I was looking at the following paper. For a $Z\in\{-1,+1\}^n$ they define the following distribution as
$$P[Z=z] = c \exp(\sum_{1\le i < j\le n}A_{ij}z_iz_j + \sum_{i=1}^n\theta_i z_i) $$
for a symmetric $A\in\mathbb{R}^{n\times n}$ and a normalization constant $c$. Non on the next page, page 4, the state fact 1. For $Z_i\in\{-1,1\}$ and $Z_{-i}\in\{-1,1\}^{n-1}$ they state the conditional probability as
$$P[Z_i=1|Z_{-i}=x] =\frac{\exp{\sum_{i\neq j}A_{ij}x_j+\theta_i}}{\exp{(\sum_{i\neq j}A_{ij}x_j+\theta_i)} + \exp{(-\sum_{i\neq j}A_{ij}x_j-\theta_i)}}$$
Now two questions regarding this.

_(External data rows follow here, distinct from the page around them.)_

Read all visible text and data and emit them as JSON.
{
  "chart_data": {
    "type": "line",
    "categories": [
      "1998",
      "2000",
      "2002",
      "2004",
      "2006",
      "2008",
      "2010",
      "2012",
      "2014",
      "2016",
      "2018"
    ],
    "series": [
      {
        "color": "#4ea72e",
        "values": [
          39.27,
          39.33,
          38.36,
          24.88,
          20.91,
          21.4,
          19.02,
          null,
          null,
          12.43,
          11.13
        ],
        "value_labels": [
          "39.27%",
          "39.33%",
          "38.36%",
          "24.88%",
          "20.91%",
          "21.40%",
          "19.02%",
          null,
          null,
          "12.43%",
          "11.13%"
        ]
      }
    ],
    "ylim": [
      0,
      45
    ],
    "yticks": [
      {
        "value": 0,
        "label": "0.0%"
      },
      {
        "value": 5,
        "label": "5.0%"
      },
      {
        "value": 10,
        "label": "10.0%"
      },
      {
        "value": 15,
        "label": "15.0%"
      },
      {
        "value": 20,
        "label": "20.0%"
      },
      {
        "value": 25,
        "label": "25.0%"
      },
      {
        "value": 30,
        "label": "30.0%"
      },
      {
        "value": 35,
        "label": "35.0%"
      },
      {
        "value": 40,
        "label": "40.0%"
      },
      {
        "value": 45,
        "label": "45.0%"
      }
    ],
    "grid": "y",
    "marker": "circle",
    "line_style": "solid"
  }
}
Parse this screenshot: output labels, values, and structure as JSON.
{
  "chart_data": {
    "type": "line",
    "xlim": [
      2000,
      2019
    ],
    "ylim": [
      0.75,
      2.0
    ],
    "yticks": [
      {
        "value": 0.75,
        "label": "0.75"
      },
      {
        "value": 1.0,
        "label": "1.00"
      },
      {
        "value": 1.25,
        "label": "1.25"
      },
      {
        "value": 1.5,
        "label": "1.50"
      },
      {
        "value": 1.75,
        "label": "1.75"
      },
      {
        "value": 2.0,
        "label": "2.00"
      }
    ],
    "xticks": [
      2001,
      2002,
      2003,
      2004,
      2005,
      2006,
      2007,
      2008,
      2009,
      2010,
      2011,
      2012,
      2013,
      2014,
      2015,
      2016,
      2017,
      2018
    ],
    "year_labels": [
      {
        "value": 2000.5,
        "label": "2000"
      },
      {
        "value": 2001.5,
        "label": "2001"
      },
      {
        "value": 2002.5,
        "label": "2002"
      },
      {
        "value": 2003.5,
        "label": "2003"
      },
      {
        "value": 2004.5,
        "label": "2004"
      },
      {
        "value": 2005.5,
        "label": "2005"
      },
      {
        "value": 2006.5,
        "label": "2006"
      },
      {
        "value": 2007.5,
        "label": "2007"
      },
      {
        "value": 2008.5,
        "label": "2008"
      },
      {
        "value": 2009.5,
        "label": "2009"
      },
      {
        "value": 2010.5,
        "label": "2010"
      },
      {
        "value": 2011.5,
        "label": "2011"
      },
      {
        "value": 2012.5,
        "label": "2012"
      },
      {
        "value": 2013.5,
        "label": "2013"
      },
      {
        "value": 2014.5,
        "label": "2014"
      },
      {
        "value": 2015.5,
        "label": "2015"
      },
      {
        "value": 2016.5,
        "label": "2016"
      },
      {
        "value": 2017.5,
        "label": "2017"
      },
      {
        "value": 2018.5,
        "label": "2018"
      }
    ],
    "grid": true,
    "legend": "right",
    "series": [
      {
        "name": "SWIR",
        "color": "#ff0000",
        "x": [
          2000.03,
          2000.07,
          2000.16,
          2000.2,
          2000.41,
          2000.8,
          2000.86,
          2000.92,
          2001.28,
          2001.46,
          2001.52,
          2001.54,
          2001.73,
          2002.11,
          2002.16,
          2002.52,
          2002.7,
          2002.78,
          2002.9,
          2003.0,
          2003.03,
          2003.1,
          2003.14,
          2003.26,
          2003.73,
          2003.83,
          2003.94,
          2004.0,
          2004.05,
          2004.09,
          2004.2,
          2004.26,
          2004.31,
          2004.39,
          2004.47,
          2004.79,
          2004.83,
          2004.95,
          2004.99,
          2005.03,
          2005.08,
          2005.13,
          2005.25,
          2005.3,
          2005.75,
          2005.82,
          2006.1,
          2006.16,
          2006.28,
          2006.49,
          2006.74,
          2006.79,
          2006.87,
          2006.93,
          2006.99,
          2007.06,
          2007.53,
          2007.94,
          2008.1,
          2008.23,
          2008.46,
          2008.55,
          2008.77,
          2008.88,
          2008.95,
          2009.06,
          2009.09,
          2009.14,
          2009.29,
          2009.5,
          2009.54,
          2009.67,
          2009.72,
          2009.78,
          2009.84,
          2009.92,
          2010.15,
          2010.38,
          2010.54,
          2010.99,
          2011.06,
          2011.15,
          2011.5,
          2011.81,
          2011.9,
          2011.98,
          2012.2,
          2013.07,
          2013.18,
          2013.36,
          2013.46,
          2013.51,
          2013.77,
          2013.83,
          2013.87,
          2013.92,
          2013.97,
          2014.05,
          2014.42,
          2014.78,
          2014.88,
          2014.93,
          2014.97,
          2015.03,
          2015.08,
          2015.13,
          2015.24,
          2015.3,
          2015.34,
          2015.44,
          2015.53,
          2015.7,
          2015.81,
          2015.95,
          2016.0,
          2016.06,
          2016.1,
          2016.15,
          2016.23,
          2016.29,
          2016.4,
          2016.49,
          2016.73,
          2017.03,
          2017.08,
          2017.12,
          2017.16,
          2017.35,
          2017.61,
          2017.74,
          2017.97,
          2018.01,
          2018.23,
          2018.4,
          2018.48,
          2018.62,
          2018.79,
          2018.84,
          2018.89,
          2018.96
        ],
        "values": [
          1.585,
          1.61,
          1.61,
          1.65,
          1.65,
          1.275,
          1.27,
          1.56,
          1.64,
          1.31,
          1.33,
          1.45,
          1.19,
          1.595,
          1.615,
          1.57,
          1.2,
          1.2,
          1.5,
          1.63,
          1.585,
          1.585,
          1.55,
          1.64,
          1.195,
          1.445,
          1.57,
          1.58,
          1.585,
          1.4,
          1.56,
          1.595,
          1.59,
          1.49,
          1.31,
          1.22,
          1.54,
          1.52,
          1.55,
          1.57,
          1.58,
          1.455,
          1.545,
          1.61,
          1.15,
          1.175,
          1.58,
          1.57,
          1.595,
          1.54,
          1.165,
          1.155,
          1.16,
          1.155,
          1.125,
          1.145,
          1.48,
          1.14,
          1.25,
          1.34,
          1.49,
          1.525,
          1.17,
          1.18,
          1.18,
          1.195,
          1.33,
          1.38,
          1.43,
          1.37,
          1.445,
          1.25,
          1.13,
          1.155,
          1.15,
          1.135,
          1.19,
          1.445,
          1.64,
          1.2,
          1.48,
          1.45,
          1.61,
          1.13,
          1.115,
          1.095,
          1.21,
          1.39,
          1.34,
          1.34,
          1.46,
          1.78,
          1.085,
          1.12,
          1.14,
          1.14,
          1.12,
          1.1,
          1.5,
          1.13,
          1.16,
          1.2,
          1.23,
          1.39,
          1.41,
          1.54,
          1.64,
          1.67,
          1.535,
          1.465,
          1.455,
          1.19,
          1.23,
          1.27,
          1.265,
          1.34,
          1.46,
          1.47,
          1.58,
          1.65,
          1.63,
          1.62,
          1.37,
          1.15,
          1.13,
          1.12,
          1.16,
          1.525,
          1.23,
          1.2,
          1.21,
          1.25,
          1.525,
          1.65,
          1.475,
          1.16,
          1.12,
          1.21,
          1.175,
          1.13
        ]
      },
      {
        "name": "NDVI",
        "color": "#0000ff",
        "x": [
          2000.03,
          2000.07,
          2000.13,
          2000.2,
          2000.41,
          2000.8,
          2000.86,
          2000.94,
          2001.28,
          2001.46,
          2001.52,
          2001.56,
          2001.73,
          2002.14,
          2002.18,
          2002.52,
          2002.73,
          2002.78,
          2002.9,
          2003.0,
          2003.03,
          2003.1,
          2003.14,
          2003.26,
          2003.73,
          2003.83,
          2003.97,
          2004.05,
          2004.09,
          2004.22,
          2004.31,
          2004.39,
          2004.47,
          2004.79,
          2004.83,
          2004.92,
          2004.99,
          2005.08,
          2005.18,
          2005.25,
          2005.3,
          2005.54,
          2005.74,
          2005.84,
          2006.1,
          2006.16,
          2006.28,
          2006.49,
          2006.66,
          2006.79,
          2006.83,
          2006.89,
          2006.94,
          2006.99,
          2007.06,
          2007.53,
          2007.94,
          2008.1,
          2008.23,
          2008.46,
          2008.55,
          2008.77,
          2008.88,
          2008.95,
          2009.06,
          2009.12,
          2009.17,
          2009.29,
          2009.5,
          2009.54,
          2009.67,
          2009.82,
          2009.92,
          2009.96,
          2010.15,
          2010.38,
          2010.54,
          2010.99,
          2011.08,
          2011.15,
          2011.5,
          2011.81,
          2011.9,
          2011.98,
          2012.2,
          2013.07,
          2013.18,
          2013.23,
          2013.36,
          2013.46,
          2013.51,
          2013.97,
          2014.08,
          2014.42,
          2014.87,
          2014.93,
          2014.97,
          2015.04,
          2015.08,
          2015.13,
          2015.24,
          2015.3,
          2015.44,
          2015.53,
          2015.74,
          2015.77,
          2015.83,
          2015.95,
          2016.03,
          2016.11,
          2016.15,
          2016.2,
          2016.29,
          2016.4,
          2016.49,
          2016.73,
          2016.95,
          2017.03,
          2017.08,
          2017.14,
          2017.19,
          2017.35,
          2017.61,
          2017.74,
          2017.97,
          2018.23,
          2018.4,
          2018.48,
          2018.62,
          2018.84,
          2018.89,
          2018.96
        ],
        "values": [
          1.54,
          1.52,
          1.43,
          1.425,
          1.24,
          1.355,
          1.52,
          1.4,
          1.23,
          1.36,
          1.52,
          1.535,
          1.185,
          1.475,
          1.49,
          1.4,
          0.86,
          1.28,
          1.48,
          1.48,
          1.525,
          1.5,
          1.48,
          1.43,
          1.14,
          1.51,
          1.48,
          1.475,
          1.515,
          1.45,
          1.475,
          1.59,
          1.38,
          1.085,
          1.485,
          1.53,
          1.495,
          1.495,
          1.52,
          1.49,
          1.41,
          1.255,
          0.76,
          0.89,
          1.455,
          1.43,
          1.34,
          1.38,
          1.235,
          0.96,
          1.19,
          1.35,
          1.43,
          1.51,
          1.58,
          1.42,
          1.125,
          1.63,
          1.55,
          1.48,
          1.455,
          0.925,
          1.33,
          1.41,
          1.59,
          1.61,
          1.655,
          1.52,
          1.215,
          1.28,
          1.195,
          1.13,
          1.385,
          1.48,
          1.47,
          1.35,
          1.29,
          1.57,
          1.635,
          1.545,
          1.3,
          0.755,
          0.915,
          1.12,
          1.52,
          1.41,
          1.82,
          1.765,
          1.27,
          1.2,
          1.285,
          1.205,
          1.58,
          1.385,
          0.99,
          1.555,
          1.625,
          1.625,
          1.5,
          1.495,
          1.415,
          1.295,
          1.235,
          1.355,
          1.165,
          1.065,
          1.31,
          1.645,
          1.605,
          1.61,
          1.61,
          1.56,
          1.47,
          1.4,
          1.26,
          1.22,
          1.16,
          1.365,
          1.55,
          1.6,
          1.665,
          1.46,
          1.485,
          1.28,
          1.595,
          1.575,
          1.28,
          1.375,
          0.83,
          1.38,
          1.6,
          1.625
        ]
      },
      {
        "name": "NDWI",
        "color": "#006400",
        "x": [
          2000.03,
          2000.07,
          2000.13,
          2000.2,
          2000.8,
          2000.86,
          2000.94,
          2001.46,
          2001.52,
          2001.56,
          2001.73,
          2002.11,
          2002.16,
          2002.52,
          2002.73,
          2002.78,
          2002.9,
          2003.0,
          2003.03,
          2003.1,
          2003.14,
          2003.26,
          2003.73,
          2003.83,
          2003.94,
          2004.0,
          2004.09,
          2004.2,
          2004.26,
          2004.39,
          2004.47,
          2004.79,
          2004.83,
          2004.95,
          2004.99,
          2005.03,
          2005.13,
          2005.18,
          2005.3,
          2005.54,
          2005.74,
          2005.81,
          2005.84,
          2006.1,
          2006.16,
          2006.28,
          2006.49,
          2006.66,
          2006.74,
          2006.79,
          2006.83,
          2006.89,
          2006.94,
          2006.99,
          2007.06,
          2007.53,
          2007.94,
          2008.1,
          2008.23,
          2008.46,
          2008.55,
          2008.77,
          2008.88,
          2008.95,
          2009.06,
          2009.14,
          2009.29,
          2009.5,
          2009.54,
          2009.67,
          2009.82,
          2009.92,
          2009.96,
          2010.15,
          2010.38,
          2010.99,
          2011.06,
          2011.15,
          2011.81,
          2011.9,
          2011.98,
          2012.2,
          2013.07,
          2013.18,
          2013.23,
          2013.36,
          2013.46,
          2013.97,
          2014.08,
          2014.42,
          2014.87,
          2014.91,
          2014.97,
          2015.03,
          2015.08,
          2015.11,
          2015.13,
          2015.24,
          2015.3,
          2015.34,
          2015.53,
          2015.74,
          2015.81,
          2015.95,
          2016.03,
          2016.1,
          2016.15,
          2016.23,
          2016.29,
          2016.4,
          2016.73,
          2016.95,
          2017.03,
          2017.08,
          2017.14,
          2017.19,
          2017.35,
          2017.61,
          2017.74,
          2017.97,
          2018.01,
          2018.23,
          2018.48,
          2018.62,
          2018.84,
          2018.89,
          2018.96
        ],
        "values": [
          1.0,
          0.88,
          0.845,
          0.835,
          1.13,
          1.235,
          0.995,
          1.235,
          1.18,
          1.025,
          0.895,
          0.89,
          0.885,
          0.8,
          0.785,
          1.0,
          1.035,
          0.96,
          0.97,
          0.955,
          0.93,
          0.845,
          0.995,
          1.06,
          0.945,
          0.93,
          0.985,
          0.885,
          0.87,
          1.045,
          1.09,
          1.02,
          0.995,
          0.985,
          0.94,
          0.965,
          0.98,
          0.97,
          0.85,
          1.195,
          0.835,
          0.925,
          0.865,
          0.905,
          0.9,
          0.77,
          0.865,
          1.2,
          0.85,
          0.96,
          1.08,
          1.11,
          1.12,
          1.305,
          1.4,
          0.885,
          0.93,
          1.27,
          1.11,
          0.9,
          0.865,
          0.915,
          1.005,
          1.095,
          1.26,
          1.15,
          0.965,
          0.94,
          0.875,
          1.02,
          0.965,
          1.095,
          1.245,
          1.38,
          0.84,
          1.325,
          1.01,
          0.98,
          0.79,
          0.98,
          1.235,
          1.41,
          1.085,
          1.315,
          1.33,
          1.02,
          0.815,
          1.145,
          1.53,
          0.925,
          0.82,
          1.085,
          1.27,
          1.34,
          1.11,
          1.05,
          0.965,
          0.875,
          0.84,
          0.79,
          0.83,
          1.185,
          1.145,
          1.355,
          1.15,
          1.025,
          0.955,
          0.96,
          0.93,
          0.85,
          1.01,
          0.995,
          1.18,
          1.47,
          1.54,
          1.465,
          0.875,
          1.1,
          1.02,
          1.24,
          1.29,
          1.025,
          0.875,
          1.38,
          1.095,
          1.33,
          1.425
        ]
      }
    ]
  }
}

First is a technical one, by definition we have
$$P[Z_i=1|Z_{-i}=x]=\frac{P[Z_i=1,Z_{-i}=x]}{P[Z_{-i}=x]}$$
How is the probability $P[Z_{-i}=x]$ to understand? The probability mass function is defined on $\{-1,+1\}^n$ but the input vector in this case is of one dimension less.
Second question, how do they derive this conditional distribution above?